France, Britain plan mechanism to avoid EU rows

PARIS - Reuters
France, Britain plan mechanism to avoid EU rows


France and Britain are seeking to establish a mechanism to better coordinate their strategies at a European level and avoid a repetition of December's clash over a European fiscal pact, President Nicolas Sarkozy said today.

Speaking after an annual Franco-British summit, which agreed deeper cooperation on civil nuclear technology and development of military drones, Sarkozy said the idea for the NATO and EU allies was to better comprehend each other's "red lines" at a European level.
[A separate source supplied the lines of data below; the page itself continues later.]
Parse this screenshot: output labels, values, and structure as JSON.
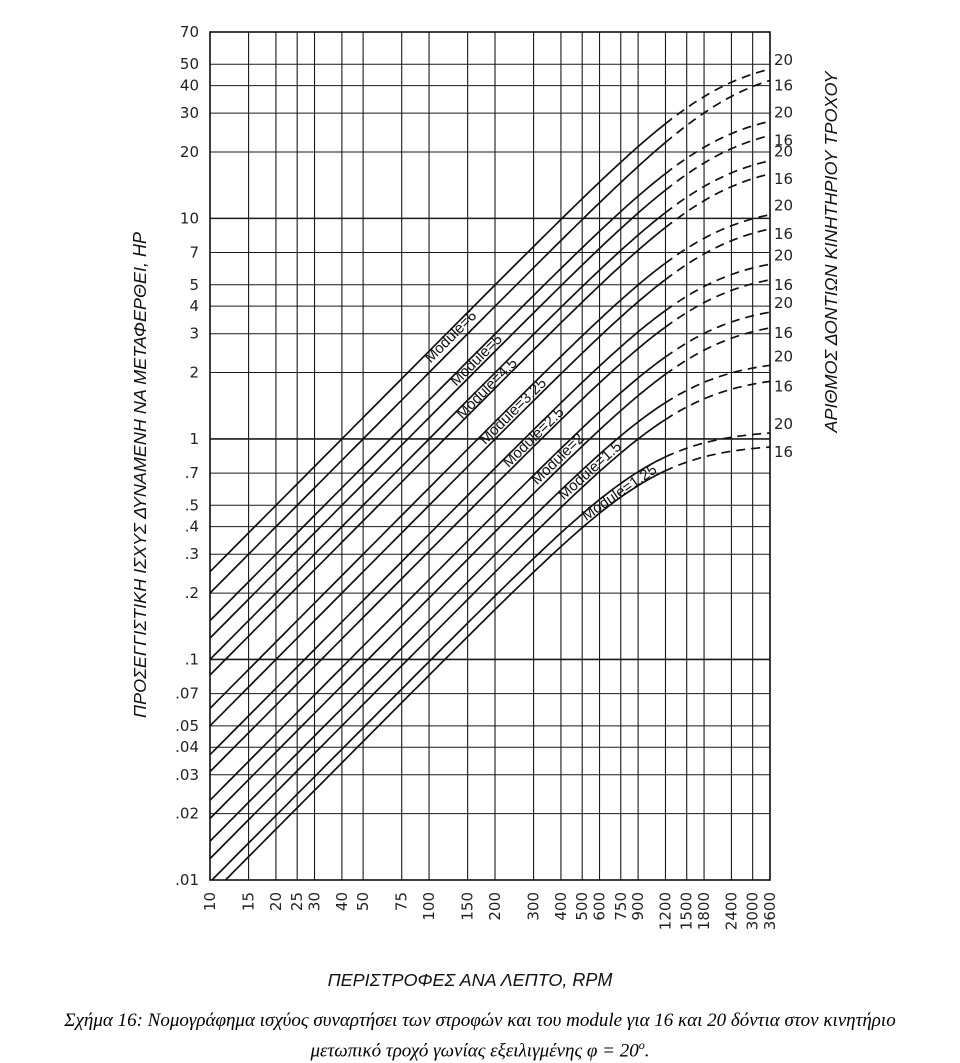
{
  "chart_data": {
    "type": "line",
    "xscale": "log",
    "yscale": "log",
    "xlim": [
      10,
      3600
    ],
    "ylim": [
      0.01,
      70
    ],
    "grid": true,
    "xlabel": "ΠΕΡΙΣΤΡΟΦΕΣ ΑΝΑ ΛΕΠΤΟ, RPM",
    "ylabel": "ΠΡΟΣΕΓΓΙΣΤΙΚΗ ΙΣΧΥΣ ΔΥΝΑΜΕΝΗ ΝΑ ΜΕΤΑΦΕΡΘΕΙ, HP",
    "right_label": "ΑΡΙΘΜΟΣ ΔΟΝΤΙΩΝ ΚΙΝΗΤΗΡΙΟΥ ΤΡΟΧΟΥ",
    "x_ticks": [
      {
        "value": 10,
        "label": "10"
      },
      {
        "value": 15,
        "label": "15"
      },
      {
        "value": 20,
        "label": "20"
      },
      {
        "value": 25,
        "label": "25"
      },
      {
        "value": 30,
        "label": "30"
      },
      {
        "value": 40,
        "label": "40"
      },
      {
        "value": 50,
        "label": "50"
      },
      {
        "value": 75,
        "label": "75"
      },
      {
        "value": 100,
        "label": "100"
      },
      {
        "value": 150,
        "label": "150"
      },
      {
        "value": 200,
        "label": "200"
      },
      {
        "value": 300,
        "label": "300"
      },
      {
        "value": 400,
        "label": "400"
      },
      {
        "value": 500,
        "label": "500"
      },
      {
        "value": 600,
        "label": "600"
      },
      {
        "value": 750,
        "label": "750"
      },
      {
        "value": 900,
        "label": "900"
      },
      {
        "value": 1200,
        "label": "1200"
      },
      {
        "value": 1500,
        "label": "1500"
      },
      {
        "value": 1800,
        "label": "1800"
      },
      {
        "value": 2400,
        "label": "2400"
      },
      {
        "value": 3000,
        "label": "3000"
      },
      {
        "value": 3600,
        "label": "3600"
      }
    ],
    "y_ticks": [
      {
        "value": 70,
        "label": "70"
      },
      {
        "value": 50,
        "label": "50"
      },
      {
        "value": 40,
        "label": "40"
      },
      {
        "value": 30,
        "label": "30"
      },
      {
        "value": 20,
        "label": "20"
      },
      {
        "value": 10,
        "label": "10"
      },
      {
        "value": 7,
        "label": "7"
      },
      {
        "value": 5,
        "label": "5"
      },
      {
        "value": 4,
        "label": "4"
      },
      {
        "value": 3,
        "label": "3"
      },
      {
        "value": 2,
        "label": "2"
      },
      {
        "value": 1,
        "label": "1"
      },
      {
        "value": 0.7,
        "label": ".7"
      },
      {
        "value": 0.5,
        "label": ".5"
      },
      {
        "value": 0.4,
        "label": ".4"
      },
      {
        "value": 0.3,
        "label": ".3"
      },
      {
        "value": 0.2,
        "label": ".2"
      },
      {
        "value": 0.1,
        "label": ".1"
      },
      {
        "value": 0.07,
        "label": ".07"
      },
      {
        "value": 0.05,
        "label": ".05"
      },
      {
        "value": 0.04,
        "label": ".04"
      },
      {
        "value": 0.03,
        "label": ".03"
      },
      {
        "value": 0.02,
        "label": ".02"
      },
      {
        "value": 0.01,
        "label": ".01"
      }
    ],
    "series": [
      {
        "name": "Module=6",
        "label_at": 130,
        "curves": [
          {
            "teeth": "20",
            "cap": 54,
            "p10": 0.25
          },
          {
            "teeth": "16",
            "cap": 50,
            "p10": 0.2
          }
        ]
      },
      {
        "name": "Module=5",
        "label_at": 170,
        "curves": [
          {
            "teeth": "20",
            "cap": 31,
            "p10": 0.15
          },
          {
            "teeth": "16",
            "cap": 27,
            "p10": 0.125
          }
        ]
      },
      {
        "name": "Module=4.5",
        "label_at": 190,
        "curves": [
          {
            "teeth": "20",
            "cap": 20.5,
            "p10": 0.1
          },
          {
            "teeth": "16",
            "cap": 18,
            "p10": 0.085
          }
        ]
      },
      {
        "name": "Module=3.25",
        "label_at": 250,
        "curves": [
          {
            "teeth": "20",
            "cap": 11.5,
            "p10": 0.06
          },
          {
            "teeth": "16",
            "cap": 10,
            "p10": 0.05
          }
        ]
      },
      {
        "name": "Module=2.5",
        "label_at": 310,
        "curves": [
          {
            "teeth": "20",
            "cap": 6.8,
            "p10": 0.037
          },
          {
            "teeth": "16",
            "cap": 5.8,
            "p10": 0.031
          }
        ]
      },
      {
        "name": "Module=2",
        "label_at": 400,
        "curves": [
          {
            "teeth": "20",
            "cap": 4.1,
            "p10": 0.023
          },
          {
            "teeth": "16",
            "cap": 3.5,
            "p10": 0.019
          }
        ]
      },
      {
        "name": "Module=1.5",
        "label_at": 560,
        "curves": [
          {
            "teeth": "20",
            "cap": 2.3,
            "p10": 0.015
          },
          {
            "teeth": "16",
            "cap": 1.95,
            "p10": 0.0125
          }
        ]
      },
      {
        "name": "Module=1.25",
        "label_at": 760,
        "curves": [
          {
            "teeth": "20",
            "cap": 1.1,
            "p10": 0.0098
          },
          {
            "teeth": "16",
            "cap": 0.95,
            "p10": 0.0085
          }
        ]
      }
    ]
  },
  "caption": {
    "line1": "Σχήμα 16: Νομογράφημα ισχύος συναρτήσει των στροφών και του module για 16 και 20 δόντια στον κινητήριο",
    "line2": "μετωπικό τροχό γωνίας εξειλιγμένης φ = 20",
    "line2_sup": "ο",
    "line2_end": "."
  }
}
"I am convinced that Europe needs Great Britain," Sarkozy told a news conference, flanked by the British leader.
"We are putting working methods in place with David Cameron which will allow us to narrow our differences and understand each other's red lines: the single market for our British friends and quicker decision making in the euro zone for the French."
Cameron infuriated other European Union members in December and sparked speculation about Britain's place in the bloc by vetoing an EU treaty change and forcing euro zone countries to negotiate a fiscal accord outside the Union.
The Czech Republic eventually joined Britain in saying it could not join the deal. The treaty calls on signatories to introduce a balanced budget rule into national legislation to avoid a re-run of the single currency bloc's debt crisis.
Britain, which joined the EU in 1973, had sought safeguards around the single market for its large financial sector at December's summit, but had not received them. Cameron's stance infuriated France which accused Britain of isolating itself.
"We are working towards a way of organising things that will permit Britain and France -- no doubt in agreement with our German friends ... and perhaps our Italian ones -- to better take into account each other's problems so that we can look to the future with our specificities but moving in the same direction," he said.
Neither Sarkozy nor Cameron provided further details of how this might work.